Moreover, to the extent that Employer argues that its case should be distinguished from Art Hill and S.S., and that we should instead follow a panel of this court’s conclusions in A.Y. v. Review Board of the Indiana Department of Workforce Development, 948 N.E.2d 873 (Ind.Ct.App.2011), trans. pending, we conclude that AY., rather than Art Hill and S.S., should be distinguished from the instant matter. In AY., unlike in the instant matter, the claimant faxed her participation slip, which included her contact information, to the ALJ’s offices from a fax machine that did not print confirmation sheets. Id. at 378. ■ The claimant attempted to contact the ALJ’s office to confirm that the ALJ had received her participation slip. Id. However, despite the claimant’s efforts, the ALJ did not receive the claimant’s participation slip. Id. at 375. Having not received the claimant’s participation slip, the ALJ dismissed the claimant’s appeal, and the Review Board affirmed the decision of the ALJ. Id. at 377. Based on these facts, a panel of this court reversed and ordered that the Review Board reinstate the claimant’s appeal. Unlike in the instant matter, however, the claimant in A.Y. not only took the required step of returning the participation slip to ensure that the ALJ knew she wished to participate in the hearing, but also the additional step of calling the ALJ’s office prior to the hearing to confirm that the ALJ was aware of her desire to participate in the hearing. Here, Employer does not dispute the fact that it failed to inform the ALJ that it intended to participate in the hearing or provide the ALJ with the correct contact information by returning the required Acknowledgment Form. In addition, the record reveals that unlike the claimant in A.Y., Employer made no extra effort to make sure that the ALJ had its proper contact information.

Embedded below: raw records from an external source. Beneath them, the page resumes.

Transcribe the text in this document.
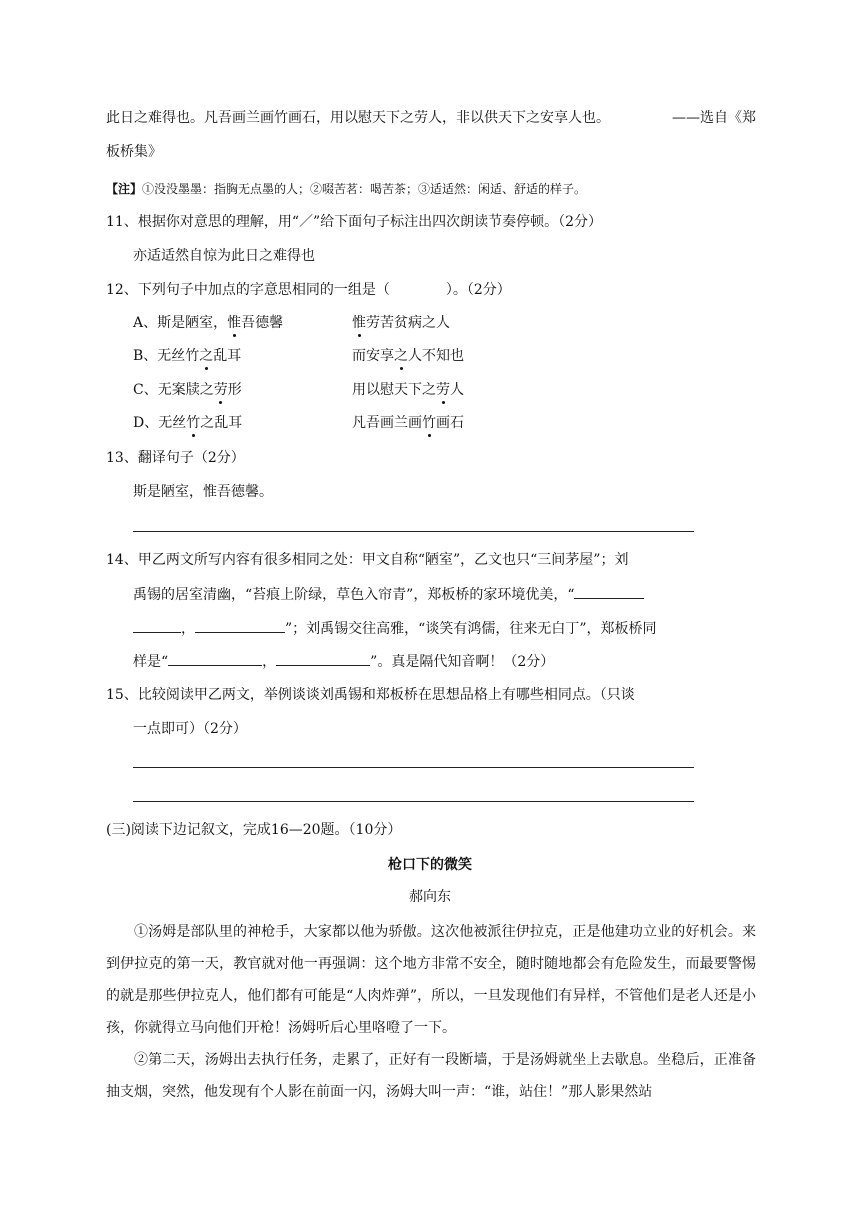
此日之难得也。凡吾画兰画竹画石，用以慰天下之劳人，非以供天下之安享人也。	——选自《郑
板桥集》
【注】①没没墨墨：指胸无点墨的人；②啜苦茗：喝苦茶；③适适然：闲适、舒适的样子。
11、根据你对意思的理解，用“／”给下面句子标注出四次朗读节奏停顿。（2分）
亦适适然自惊为此日之难得也
12、下列句子中加点的字意思相同的一组是（	）。（2分）
A、斯是陋室，惟吾德馨	惟劳苦贫病之人
B、无丝竹之乱耳	而安享之人不知也
C、无案牍之劳形	用以慰天下之劳人
D、无丝竹之乱耳	凡吾画兰画竹画石
13、翻译句子（2分）
斯是陋室，惟吾德馨。
14、甲乙两文所写内容有很多相同之处：甲文自称“陋室”，乙文也只“三间茅屋”；刘
禹锡的居室清幽，“苔痕上阶绿，草色入帘青”，郑板桥的家环境优美，“
，	”；刘禹锡交往高雅，“谈笑有鸿儒，往来无白丁”，郑板桥同
样是“	，	”。真是隔代知音啊！（2分）
15、比较阅读甲乙两文，举例谈谈刘禹锡和郑板桥在思想品格上有哪些相同点。（只谈
一点即可）（2分）
(三)阅读下边记叙文，完成16—20题。（10分）
枪口下的微笑
郝向东
①汤姆是部队里的神枪手，大家都以他为骄傲。这次他被派往伊拉克，正是他建功立业的好机会。来到伊拉克的第一天，教官就对他一再强调：这个地方非常不安全，随时随地都会有危险发生，而最要警惕的就是那些伊拉克人，他们都有可能是“人肉炸弹”，所以，一旦发现他们有异样，不管他们是老人还是小孩，你就得立马向他们开枪！汤姆听后心里咯噔了一下。
②第二天，汤姆出去执行任务，走累了，正好有一段断墙，于是汤姆就坐上去歇息。坐稳后，正准备抽支烟，突然，他发现有个人影在前面一闪，汤姆大叫一声：“谁，站住！”那人影果然站
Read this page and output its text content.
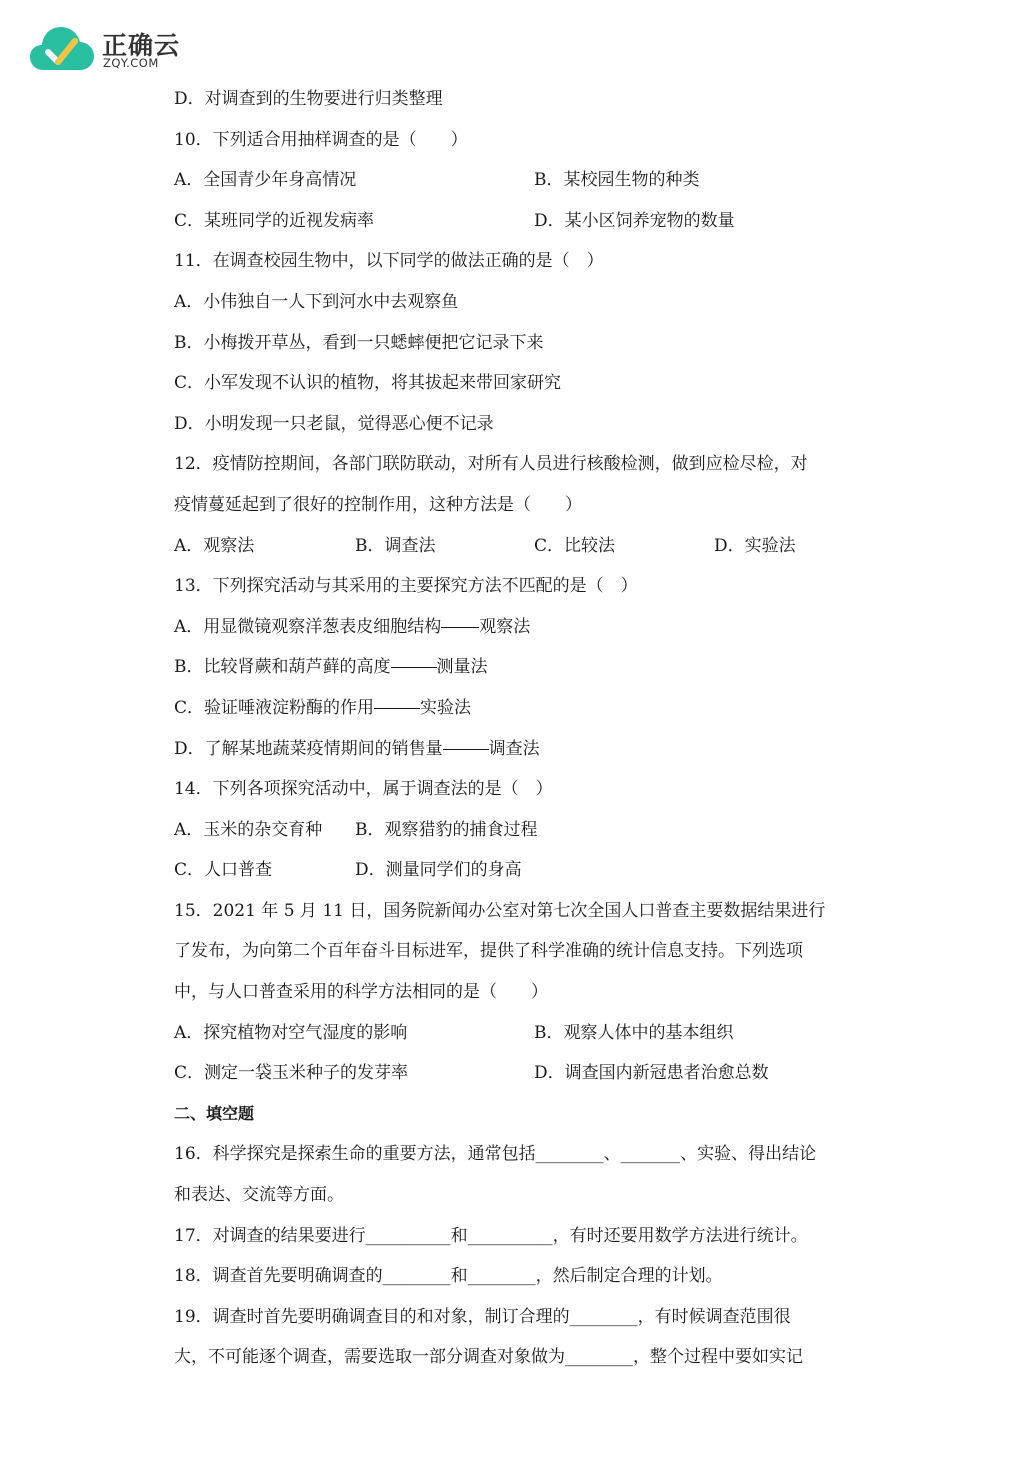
正确云
ZQY.COM
D．对调查到的生物要进行归类整理
10．下列适合用抽样调查的是（　　）
A．全国青少年身高情况	B．某校园生物的种类
C．某班同学的近视发病率	D．某小区饲养宠物的数量
11．在调查校园生物中，以下同学的做法正确的是（　）
A．小伟独自一人下到河水中去观察鱼
B．小梅拨开草丛，看到一只蟋蟀便把它记录下来
C．小军发现不认识的植物，将其拔起来带回家研究
D．小明发现一只老鼠，觉得恶心便不记录
12．疫情防控期间，各部门联防联动，对所有人员进行核酸检测，做到应检尽检，对
疫情蔓延起到了很好的控制作用，这种方法是（　　）
A．观察法	B．调查法	C．比较法	D．实验法
13．下列探究活动与其采用的主要探究方法不匹配的是（　）
A．用显微镜观察洋葱表皮细胞结构 观察法
B．比较肾蕨和葫芦藓的高度	测量法
C．验证唾液淀粉酶的作用	实验法
D．了解某地蔬菜疫情期间的销售量	调查法
14．下列各项探究活动中，属于调查法的是（　）
A．玉米的杂交育种 B．观察猎豹的捕食过程
C．人口普查	D．测量同学们的身高
15．2021 年 5 月 11 日，国务院新闻办公室对第七次全国人口普查主要数据结果进行
了发布，为向第二个百年奋斗目标进军，提供了科学准确的统计信息支持。下列选项
中，与人口普查采用的科学方法相同的是（　　）
A．探究植物对空气湿度的影响	B．观察人体中的基本组织
C．测定一袋玉米种子的发芽率	D．调查国内新冠患者治愈总数
二、填空题
16．科学探究是探索生命的重要方法，通常包括________、_______、实验、得出结论
和表达、交流等方面。
17．对调查的结果要进行__________和__________，有时还要用数学方法进行统计。
18．调查首先要明确调查的________和________，然后制定合理的计划。
19．调查时首先要明确调查目的和对象，制订合理的________，有时候调查范围很
大，不可能逐个调查，需要选取一部分调查对象做为________，整个过程中要如实记
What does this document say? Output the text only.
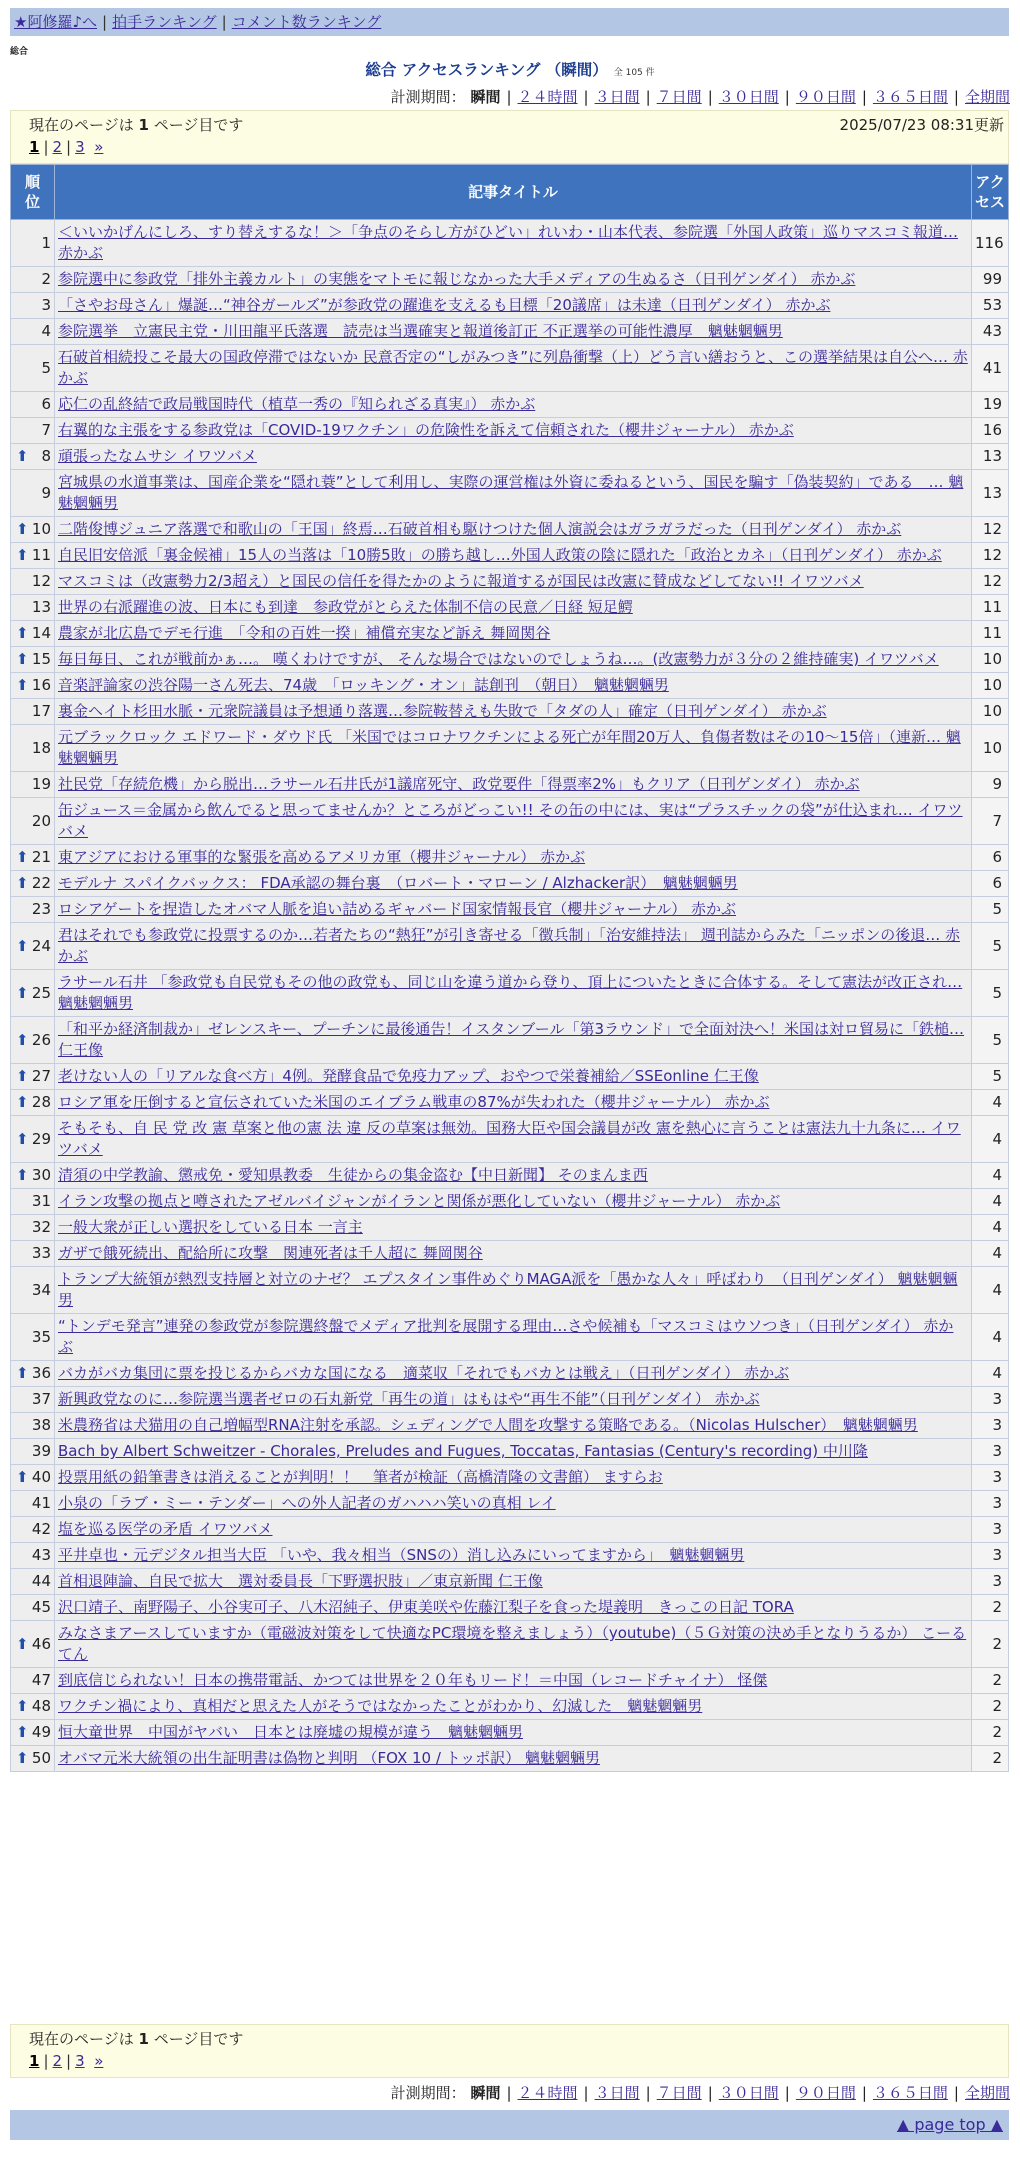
★阿修羅♪へ | 拍手ランキング | コメント数ランキング
総合
総合 アクセスランキング （瞬間） 全 105 件
計測期間： 瞬間 | ２４時間 | ３日間 | ７日間 | ３０日間 | ９０日間 | ３６５日間 | 全期間
現在のページは 1 ページ目です	2025/07/23 08:31更新
1 | 2 | 3 »
順位	記事タイトル	アクセス
1	＜いいかげんにしろ、すり替えするな！＞「争点のそらし方がひどい」れいわ・山本代表、参院選「外国人政策」巡りマスコミ報道… 赤かぶ	116
2	参院選中に参政党「排外主義カルト」の実態をマトモに報じなかった大手メディアの生ぬるさ（日刊ゲンダイ） 赤かぶ	99
3	「さやお母さん」爆誕…“神谷ガールズ”が参政党の躍進を支えるも目標「20議席」は未達（日刊ゲンダイ） 赤かぶ	53
4	参院選挙　立憲民主党・川田龍平氏落選　読売は当選確実と報道後訂正 不正選挙の可能性濃厚　魑魅魍魎男	43
5	石破首相続投こそ最大の国政停滞ではないか 民意否定の“しがみつき”に列島衝撃（上）どう言い繕おうと、この選挙結果は自公へ… 赤かぶ	41
6	応仁の乱終結で政局戦国時代（植草一秀の『知られざる真実』） 赤かぶ	19
7	右翼的な主張をする参政党は「COVID-19ワクチン」の危険性を訴えて信頼された（櫻井ジャーナル） 赤かぶ	16

⬆ 8	頑張ったなムサシ イワツバメ	13
9	宮城県の水道事業は、国産企業を“隠れ蓑”として利用し、実際の運営権は外資に委ねるという、国民を騙す「偽装契約」である　… 魑魅魍魎男	13

⬆ 10	二階俊博ジュニア落選で和歌山の「王国」終焉…石破首相も駆けつけた個人演説会はガラガラだった（日刊ゲンダイ） 赤かぶ	12

⬆ 11	自民旧安倍派「裏金候補」15人の当落は「10勝5敗」の勝ち越し…外国人政策の陰に隠れた「政治とカネ」（日刊ゲンダイ） 赤かぶ	12
12	マスコミは（改憲勢力2/3超え）と国民の信任を得たかのように報道するが国民は改憲に賛成などしてない!! イワツバメ	12
13	世界の右派躍進の波、日本にも到達　参政党がとらえた体制不信の民意／日経 短足鰐	11

⬆ 14	農家が北広島でデモ行進　「令和の百姓一揆」補償充実など訴え 舞岡関谷	11

⬆ 15	毎日毎日、これが戦前かぁ…。 嘆くわけですが、 そんな場合ではないのでしょうね…。(改憲勢力が３分の２維持確実) イワツバメ	10

⬆ 16	音楽評論家の渋谷陽一さん死去、74歳　「ロッキング・オン」誌創刊　（朝日）　魑魅魍魎男	10
17	裏金ヘイト杉田水脈・元衆院議員は予想通り落選…参院鞍替えも失敗で「タダの人」確定（日刊ゲンダイ） 赤かぶ	10
18	元ブラックロック エドワード・ダウド氏 「米国ではコロナワクチンによる死亡が年間20万人、負傷者数はその10～15倍」（連新… 魑魅魍魎男	10
19	社民党「存続危機」から脱出…ラサール石井氏が1議席死守、政党要件「得票率2%」もクリア（日刊ゲンダイ） 赤かぶ	9
20	缶ジュース＝金属から飲んでると思ってませんか？ところがどっこい!! その缶の中には、実は“プラスチックの袋”が仕込まれ… イワツバメ	7

⬆ 21	東アジアにおける軍事的な緊張を高めるアメリカ軍（櫻井ジャーナル） 赤かぶ	6

⬆ 22	モデルナ スパイクバックス： FDA承認の舞台裏　（ロバート・マローン / Alzhacker訳）　魑魅魍魎男	6
23	ロシアゲートを捏造したオバマ人脈を追い詰めるギャバード国家情報長官（櫻井ジャーナル） 赤かぶ	5

⬆ 24	君はそれでも参政党に投票するのか…若者たちの“熱狂”が引き寄せる「徴兵制」「治安維持法」 週刊誌からみた「ニッポンの後退… 赤かぶ	5

⬆ 25	ラサール石井 「参政党も自民党もその他の政党も、同じ山を違う道から登り、頂上についたときに合体する。そして憲法が改正され… 魑魅魍魎男	5

⬆ 26	「和平か経済制裁か」ゼレンスキー、プーチンに最後通告！イスタンブール「第3ラウンド」で全面対決へ！米国は対ロ貿易に「鉄槌… 仁王像	5

⬆ 27	老けない人の「リアルな食べ方」4例。発酵食品で免疫力アップ、おやつで栄養補給／SSEonline 仁王像	5

⬆ 28	ロシア軍を圧倒すると宣伝されていた米国のエイブラム戦車の87%が失われた（櫻井ジャーナル） 赤かぶ	4

⬆ 29	そもそも、自 民 党 改 憲 草案と他の憲 法 違 反の草案は無効。国務大臣や国会議員が改 憲を熱心に言うことは憲法九十九条に… イワツバメ	4

⬆ 30	清須の中学教諭、懲戒免・愛知県教委　生徒からの集金盗む【中日新聞】 そのまんま西	4
31	イラン攻撃の拠点と噂されたアゼルバイジャンがイランと関係が悪化していない（櫻井ジャーナル） 赤かぶ	4
32	一般大衆が正しい選択をしている日本 一言主	4
33	ガザで餓死続出、配給所に攻撃　関連死者は千人超に 舞岡関谷	4
34	トランプ大統領が熱烈支持層と対立のナゼ？ エプスタイン事件めぐりMAGA派を「愚かな人々」呼ばわり　（日刊ゲンダイ） 魑魅魍魎男	4
35	“トンデモ発言”連発の参政党が参院選終盤でメディア批判を展開する理由…さや候補も「マスコミはウソつき」（日刊ゲンダイ） 赤かぶ	4

⬆ 36	バカがバカ集団に票を投じるからバカな国になる　適菜収「それでもバカとは戦え」（日刊ゲンダイ） 赤かぶ	4
37	新興政党なのに…参院選当選者ゼロの石丸新党「再生の道」はもはや“再生不能”（日刊ゲンダイ） 赤かぶ	3
38	米農務省は犬猫用の自己増幅型RNA注射を承認。シェディングで人間を攻撃する策略である。（Nicolas Hulscher）　魑魅魍魎男	3
39	Bach by Albert Schweitzer - Chorales, Preludes and Fugues, Toccatas, Fantasias (Century's recording) 中川隆	3

⬆ 40	投票用紙の鉛筆書きは消えることが判明！！　筆者が検証（高橋清隆の文書館） ますらお	3
41	小泉の「ラブ・ミー・テンダー」への外人記者のガハハハ笑いの真相 レイ	3
42	塩を巡る医学の矛盾 イワツバメ	3
43	平井卓也・元デジタル担当大臣 「いや、我々相当（SNSの）消し込みにいってますから」　魑魅魍魎男	3
44	首相退陣論、自民で拡大　選対委員長「下野選択肢」／東京新聞 仁王像	3
45	沢口靖子、南野陽子、小谷実可子、八木沼純子、伊東美咲や佐藤江梨子を食った堤義明　きっこの日記 TORA	2

⬆ 46	みなさまアースしていますか（電磁波対策をして快適なPC環境を整えましょう）（youtube)（５Ｇ対策の決め手となりうるか） こーるてん	2
47	到底信じられない！日本の携帯電話、かつては世界を２０年もリード！＝中国（レコードチャイナ） 怪傑	2

⬆ 48	ワクチン禍により、真相だと思えた人がそうではなかったことがわかり、幻滅した　魑魅魍魎男	2

⬆ 49	恒大童世界　中国がヤバい　日本とは廃墟の規模が違う　魑魅魍魎男	2

⬆ 50	オバマ元米大統領の出生証明書は偽物と判明 （FOX 10 / トッポ訳） 魑魅魍魎男	2
現在のページは 1 ページ目です
1 | 2 | 3 »
計測期間： 瞬間 | ２４時間 | ３日間 | ７日間 | ３０日間 | ９０日間 | ３６５日間 | 全期間
▲ page top ▲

Having concluded that A.Y. should be distinguished from the instant matter, that the Review Board correctly determined that Employer voluntarily waived its opportunity to be heard during a fair hearing, Employer’s proffered excuse regarding its confusion relating to the time of the hearing in CST did not amount to excusable neglect, and Employer failed to show good cause why the hearing should be reopened, we affirm the judgment of the Review Board.
The judgment of the Review Board is affirmed.
ROBB, C.J., concurs with opinion. BARNES, J., concurs.